Top 5 Patient Questions and How to Answer Them

As dental offices begin to reopen, it is extremely important to adhere to proper infection control in order to rebuild practices and reinforce patient trust. This trust is an essential part in working our way back to “normal” and ensuring the utmost comfort that offices should be able to provide. To help guide dental offices towards this goal, we have pulled the top 5 questions from the Organization for Safety, Asepsis, and Prevention (OSAP) that every dentist should be able to answer before reopening their practice.

  1. Do you heat-sterilize all your instruments, including handpieces (“dental drill”), between patients?
    • Dentists should be heat-sterilizing all instruments that penetrate or contact a patient’s oral tissues.
    • Autoclaves, chemical-vapor sterilizers (“chemiclaves”), and dry-heat sterilizers are all appropriate methods for sterilizing dental instruments.
    • Instruments should be heat-sterilized after they have been used on a patient and before they are introduced to treat the next patient.
  2. How do you know that the sterilizer is working properly?
    • After sterilization, instruments should be wrapped and sealed in packaging equipped with a chemical that changes color on exposure to heat and/or some other combination of sterilizing conditions.
    • Dentists should use biologic monitoring; a process in which they test sterilization using a vial or envelope containing spores. Then they culture the spores to ensure they have been killed to guarantee a sterilizer is functioning properly. Most practices use this process weekly or monthly in combination with color-changing indicators.
  3.  Do you change your gloves for every patient?
    • Every dental care provider should use new gloves with every single patient.
    • For procedures that involve more splatter, additional PPE will be changed with every patient (eyewear, mask, gown, etc.).
  4. Do you disinfect the surfaces in the operatory between patients?
    •  Between patients, all surfaces should be disinfected that were likely touched during treatment.
    • To shorten this process, many dentists cover surfaces such as doorknobs, chairs, tubing, and so on in a plastic barrier film that protects the surface underneath from debris.
  5. What else are you doing to ensure your practice is safe?
    • Make sure to keep an open and honest dialogue with all patients.
    • Follow all recommended safety precautions in order to protect against disease transmission.

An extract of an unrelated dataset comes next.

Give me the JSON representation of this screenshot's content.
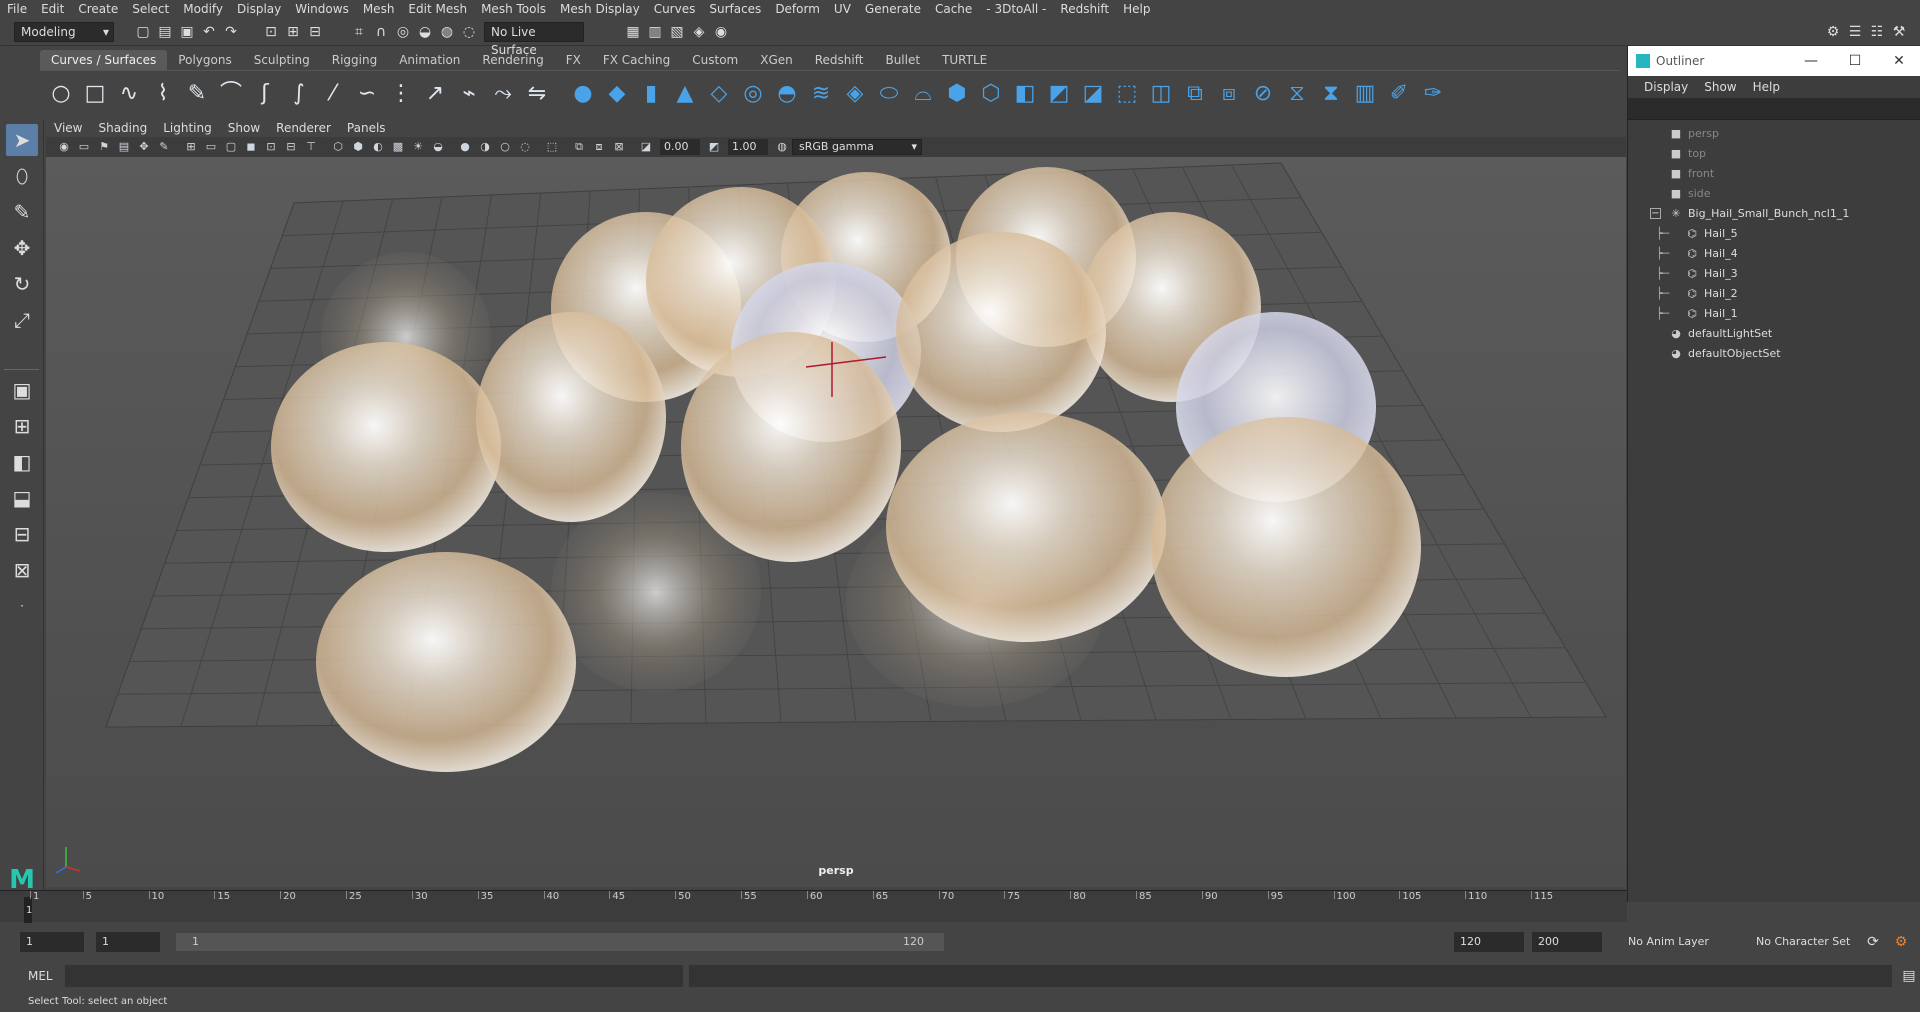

Once dental offices can confidently answer these 5 questions, the trust between themselves and their patients will flourish. Dentists, hygienists, and dental assistants should all be able to properly address the uncertainties that patients will have in this difficult time. Although there is no doubt that offices are doing their utmost best job to ensure a safe environment, it must be communicated with all individuals in order to establish confidence.